Flu During Pregnancy May Trigger Schizophrenia, Autism in Child

Women who catch the flu during pregnancy are up to seven times more likely to have a child with schizophrenia - and scientists believe they have finally figured out why.

A rogue protein, interleukin 6 - produced when a pregnant woman is fighting a viral infection - may help trigger mental illnesses such as autism and schizophrenia in the child, neuroscientist Paul Patterson said yesterday.

Patterson, speaking from an international neuroscience conference in Melbourne, Australia, said schizophrenia and autism resulted from a combination of environmental factors such as the mother's health and genetic predisposition.

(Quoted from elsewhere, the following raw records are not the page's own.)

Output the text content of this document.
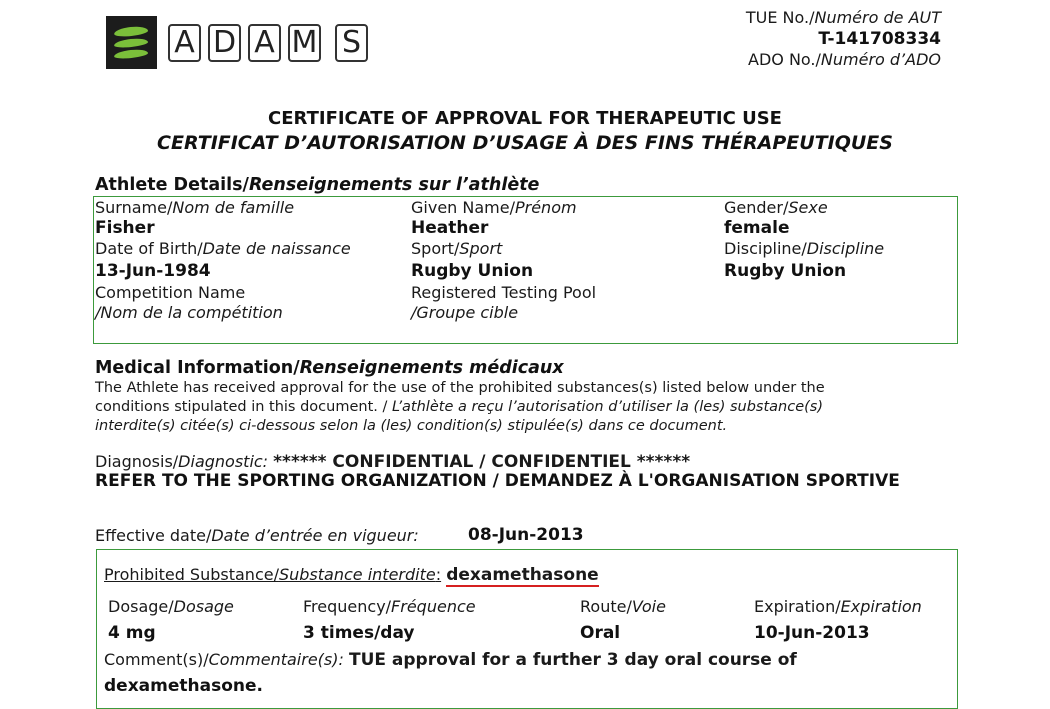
A D A M S
TUE No./Numéro de AUT
T-141708334
ADO No./Numéro d’ADO
CERTIFICATE OF APPROVAL FOR THERAPEUTIC USE
CERTIFICAT D’AUTORISATION D’USAGE À DES FINS THÉRAPEUTIQUES
Athlete Details/Renseignements sur l’athlète
Surname/Nom de famille
Fisher
Given Name/Prénom
Heather
Gender/Sexe
female
Date of Birth/Date de naissance
13-Jun-1984
Sport/Sport
Rugby Union
Discipline/Discipline
Rugby Union
Competition Name
/Nom de la compétition
Registered Testing Pool
/Groupe cible
Medical Information/Renseignements médicaux
The Athlete has received approval for the use of the prohibited substances(s) listed below under the
conditions stipulated in this document. / L’athlète a reçu l’autorisation d’utiliser la (les) substance(s)
interdite(s) citée(s) ci-dessous selon la (les) condition(s) stipulée(s) dans ce document.
Diagnosis/Diagnostic: ****** CONFIDENTIAL / CONFIDENTIEL ******
REFER TO THE SPORTING ORGANIZATION / DEMANDEZ À L'ORGANISATION SPORTIVE
Effective date/Date d’entrée en vigueur:	08-Jun-2013
Prohibited Substance/Substance interdite: dexamethasone
Dosage/Dosage
4 mg
Frequency/Fréquence
3 times/day
Route/Voie
Oral
Expiration/Expiration
10-Jun-2013
Comment(s)/Commentaire(s): TUE approval for a further 3 day oral course of
dexamethasone.
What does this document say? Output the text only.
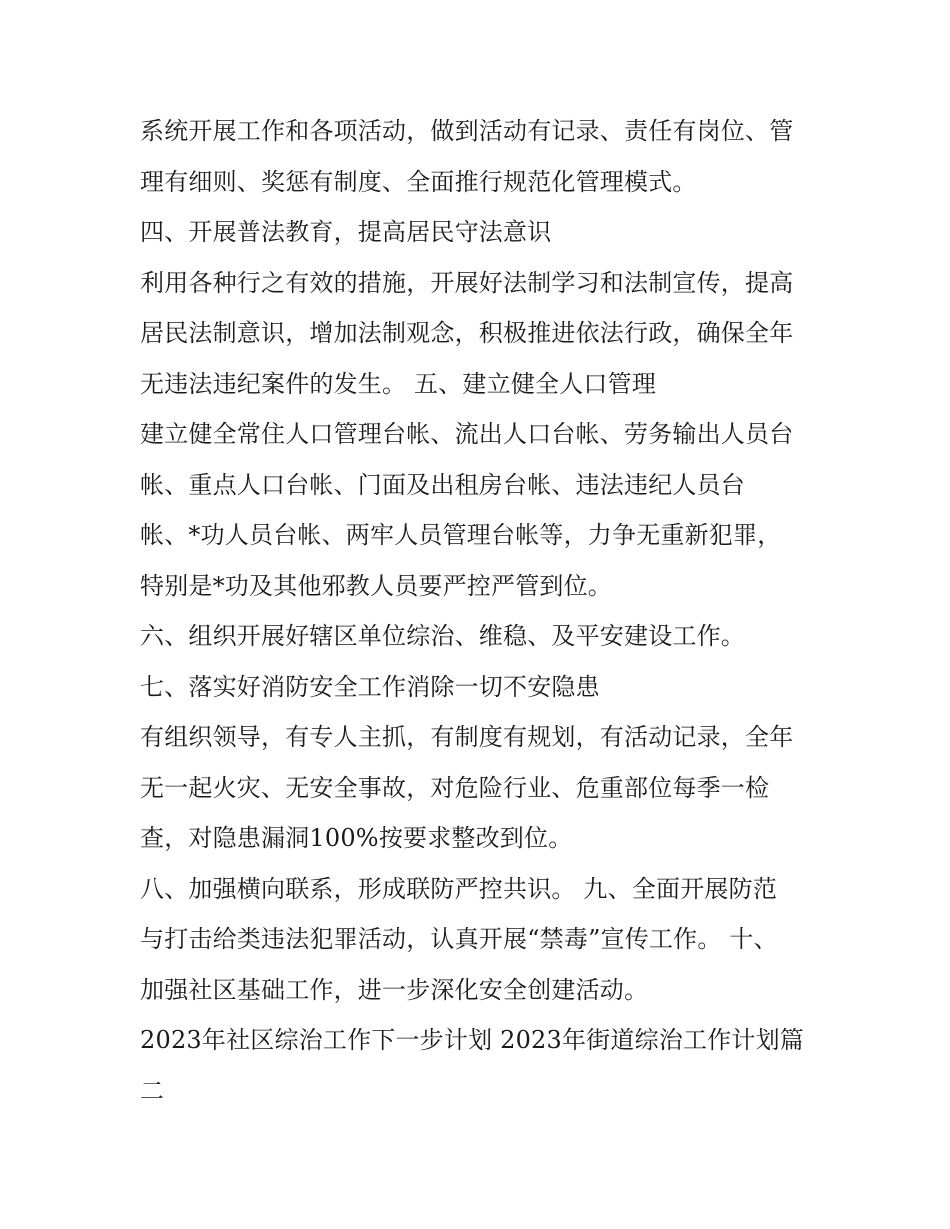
系统开展工作和各项活动，做到活动有记录、责任有岗位、管
理有细则、奖惩有制度、全面推行规范化管理模式。
四、开展普法教育，提高居民守法意识
利用各种行之有效的措施，开展好法制学习和法制宣传，提高
居民法制意识，增加法制观念，积极推进依法行政，确保全年
无违法违纪案件的发生。 五、建立健全人口管理
建立健全常住人口管理台帐、流出人口台帐、劳务输出人员台
帐、重点人口台帐、门面及出租房台帐、违法违纪人员台
帐、*功人员台帐、两牢人员管理台帐等，力争无重新犯罪，
特别是*功及其他邪教人员要严控严管到位。
六、组织开展好辖区单位综治、维稳、及平安建设工作。
七、落实好消防安全工作消除一切不安隐患
有组织领导，有专人主抓，有制度有规划，有活动记录，全年
无一起火灾、无安全事故，对危险行业、危重部位每季一检
查，对隐患漏洞100%按要求整改到位。
八、加强横向联系，形成联防严控共识。 九、全面开展防范
与打击给类违法犯罪活动，认真开展“禁毒”宣传工作。 十、
加强社区基础工作，进一步深化安全创建活动。
2023年社区综治工作下一步计划 2023年街道综治工作计划篇
二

Patterson, from the California Institute of Technology, said that when a pregnant woman contracted respiratory infections such as influenza during pregnancy, there was a greater risk the fetus's brain would be permanently altered, leaving it prone to the possibility of mental illness later in life.

But while this knowledge had been known in the scientific community for some time, just how the virus enhanced the conditions for schizophrenia was unclear until Patterson's as-yet unpublished research.

"What Allan Brown and his colleagues from Columbia University did was show that 15 to 20 percent of schizophrenic cases are due to viruses in the mother, which are pretty amazing numbers," he told The Australian. "What we have looked to show is the mechanism of how the mother's response to the flu alters fetal brain development."